Well, Kill Bill, along with From Dusk Till Dawn are slightly different, both are set in second a world behind this alternate reality, they’re effectively Tarantino movies within movies. In other words, they are films that Clarence & Alabama would watch at the cinema in their world. This concept makes more sense when you consider Mia Wallace’s conversation with Vincent Vega at the Jack Rabbit Slims restaurant in Pulp Fiction. When you think about it, Mia’s failed TV pilot, 'Fox Force Five' sounds suspiciously like Bill's team of assassins from Kill Bill. (While we’re on the subject of Jack Rabbit Slims; Steve Buscemi, the man who refuses to tip in Reservoir Dogs, ironically turns up as a waiter, nice little touch).

As far as Jackie Brown goes, while containing all the classic trademarks of a Tarantino movie, sharp dialogue, eclectic soundtrack, etc.; it's an adaption of an Elmore Leonard novel and as such isn't part of this alternate world.

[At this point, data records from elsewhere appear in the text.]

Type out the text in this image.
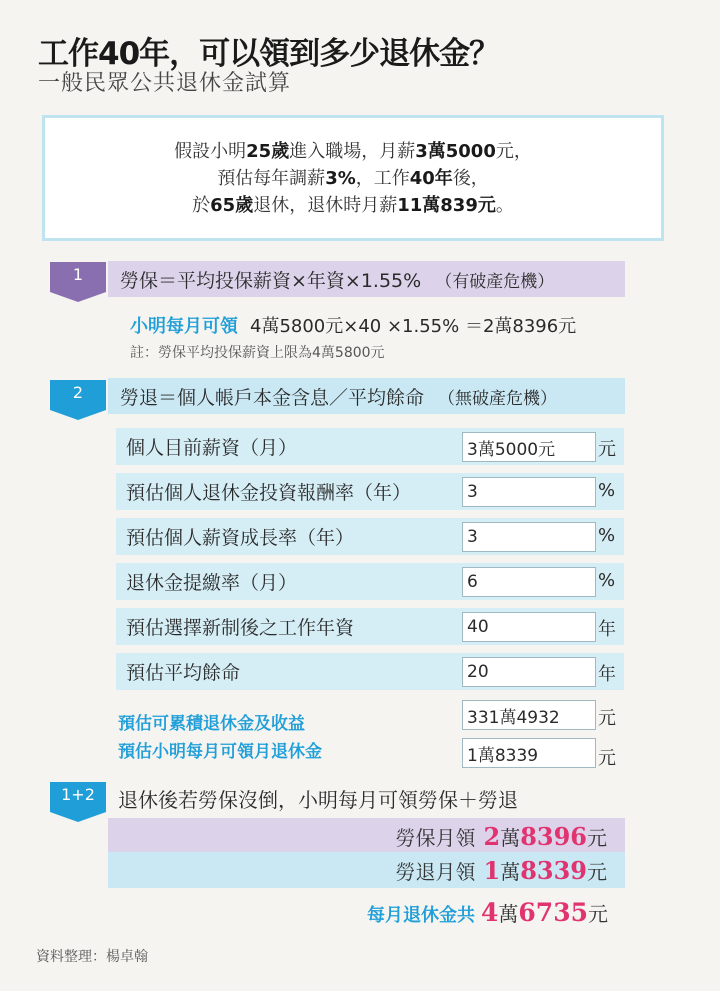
工作40年，可以領到多少退休金？
一般民眾公共退休金試算
假設小明25歲進入職場，月薪3萬5000元，
預估每年調薪3%，工作40年後，
於65歲退休，退休時月薪11萬839元。
1	勞保＝平均投保薪資×年資×1.55% （有破產危機）
小明每月可領 4萬5800元×40 ×1.55% ＝2萬8396元
註：勞保平均投保薪資上限為4萬5800元
2	勞退＝個人帳戶本金含息／平均餘命 （無破產危機）
個人目前薪資（月）	3萬5000元	元
預估個人退休金投資報酬率（年）	3	%
預估個人薪資成長率（年）	3	%
退休金提繳率（月）	6	%
預估選擇新制後之工作年資	40	年
預估平均餘命	20	年
預估可累積退休金及收益	331萬4932	元
預估小明每月可領月退休金	1萬8339	元
1+2	退休後若勞保沒倒，小明每月可領勞保＋勞退
勞保月領 2 萬 8396 元
勞退月領 1 萬 8339 元
每月退休金共 4萬6735元
資料整理：楊卓翰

So, this is where we are up to so far, which brings us back nicely to Django Unchained. Given that it’s apparently set in Texas in 1858, any potential links to the mostly modern day, alternate reality, will be tricky for Quentin. Who knows though, maybe Django turns out to be Marsellus Wallace's great great Granddad, or maybe the plantation produces tobacco for the Red Apple cigarette company.

However discreet or obvious any links may be, I'm confident that given Tarantino has seemingly spent his whole career painstakingly putting together this 'scratch beneath the surface world', then I’m sure there will be a link or two in there somewhere; this time round however, given the setting, it might just take a few extra views to spot them.